[vox-tech] Re: vox-tech Digest, Vol 14, Issue 11

Norm Matloff matloff at cs.ucdavis.edu
Wed Jul 13 12:31:04 PDT 2005


> Date: Tue, 12 Jul 2005 12:18:58 -0700
> From: Norm Matloff <matloff at cs.ucdavis.edu>
 
> In my opinion, as someone with a background in both CS and statistics
> (I'm a former statistics professor), R is the best package, either open
> source or commercial.  (I even consider it a little better than S-Plus, a
> commercial product which it is closely related to.)  It is statistically
> correct (which arguably SPSS is not), and it is a general programming language
> something people on this list can relate to.  
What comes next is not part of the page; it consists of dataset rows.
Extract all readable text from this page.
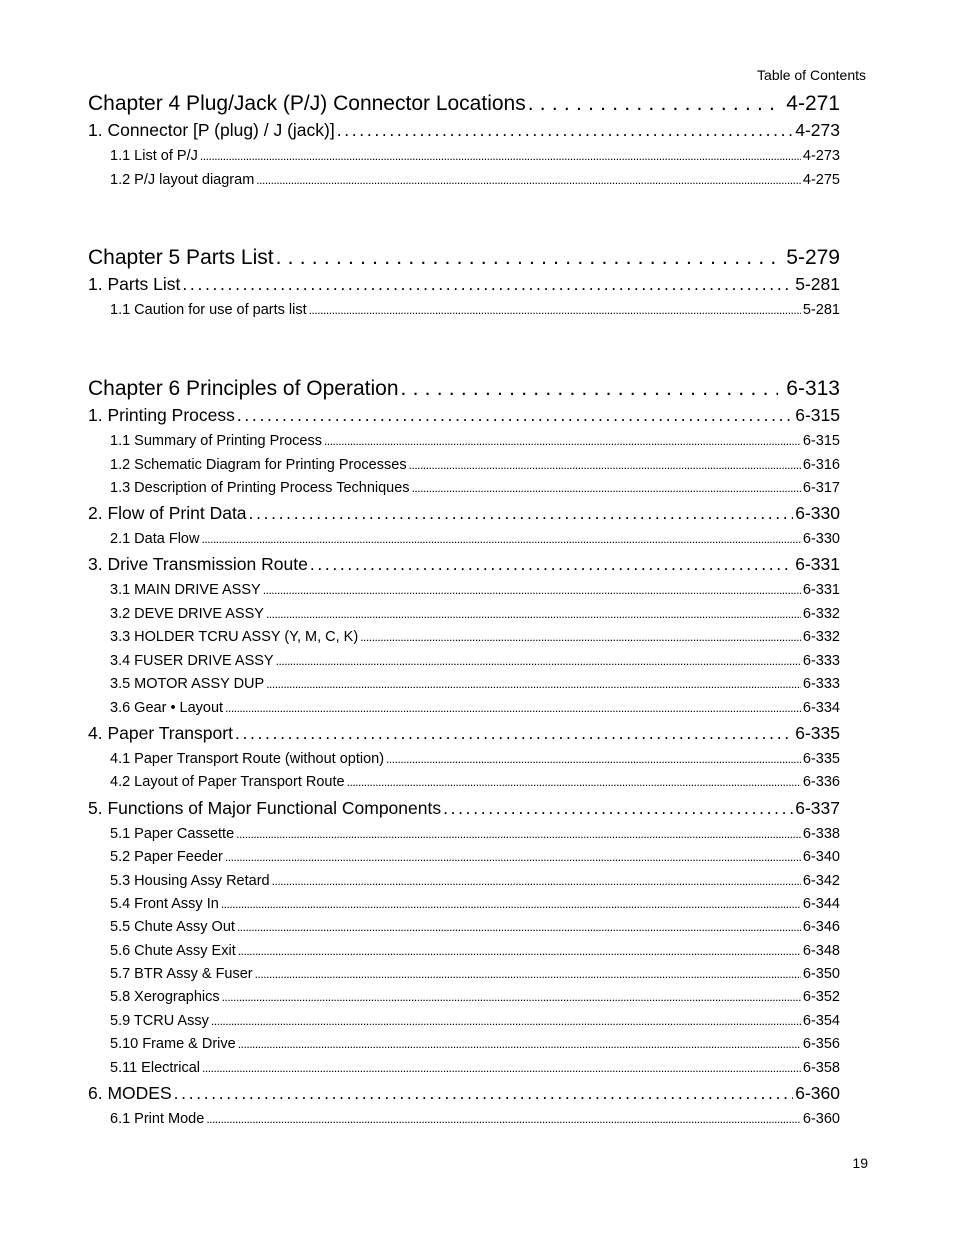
Table of Contents
Chapter 4 Plug/Jack (P/J) Connector Locations . . .	4-271
1. Connector [P (plug) / J (jack)] . . .	4-273
1.1 List of P/J . . .	4-273
1.2 P/J layout diagram . . .	4-275
Chapter 5 Parts List . . .	5-279
1. Parts List . . .	5-281
1.1 Caution for use of parts list . . .	5-281
Chapter 6 Principles of Operation . . .	6-313
1. Printing Process . . .	6-315
1.1 Summary of Printing Process . . .	6-315
1.2 Schematic Diagram for Printing Processes . . .	6-316
1.3 Description of Printing Process Techniques . . .	6-317
2. Flow of Print Data . . .	6-330
2.1 Data Flow . . .	6-330
3. Drive Transmission Route . . .	6-331
3.1 MAIN DRIVE ASSY . . .	6-331
3.2 DEVE DRIVE ASSY . . .	6-332
3.3 HOLDER TCRU ASSY (Y, M, C, K) . . .	6-332
3.4 FUSER DRIVE ASSY . . .	6-333
3.5 MOTOR ASSY DUP . . .	6-333
3.6 Gear • Layout . . .	6-334
4. Paper Transport . . .	6-335
4.1 Paper Transport Route (without option) . . .	6-335
4.2 Layout of Paper Transport Route . . .	6-336
5. Functions of Major Functional Components . . .	6-337
5.1 Paper Cassette . . .	6-338
5.2 Paper Feeder . . .	6-340
5.3 Housing Assy Retard . . .	6-342
5.4 Front Assy In . . .	6-344
5.5 Chute Assy Out . . .	6-346
5.6 Chute Assy Exit . . .	6-348
5.7 BTR Assy & Fuser . . .	6-350
5.8 Xerographics . . .	6-352
5.9 TCRU Assy . . .	6-354
5.10 Frame & Drive . . .	6-356
5.11 Electrical . . .	6-358
6. MODES . . .	6-360
6.1 Print Mode . . .	6-360
19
> Date: Tue, 12 Jul 2005 12:33:21 -0700
> From: Sameer Verma <sverma at sfsu.edu>

> Hi Norm,
> Can you speculate on why SPSS is not statistically correct? I have 
> rarely used SPSS (I use SAS), but curiosity just killed the cat :-)

The reputation of several popular statistical packages over the years
has been that they have not generally been developed by "hard core"
statisticians.  Instead, they've been developed by programmers who are
blindly applying statistical formulas they see in books.  This
reputation is possibly a bit exaggerated, but I believe it is largely
correct.

There are two problems that can arise from this:

   (a) The set of statistical operations offered by the packages does
       not include more modern, insight-producing statistical 
       methodology. 

   (b) The accuracy, in the numerical analysis sense, of the packages
       is often poor, which in some cases can produce serious
       distortions in the statistical analysis.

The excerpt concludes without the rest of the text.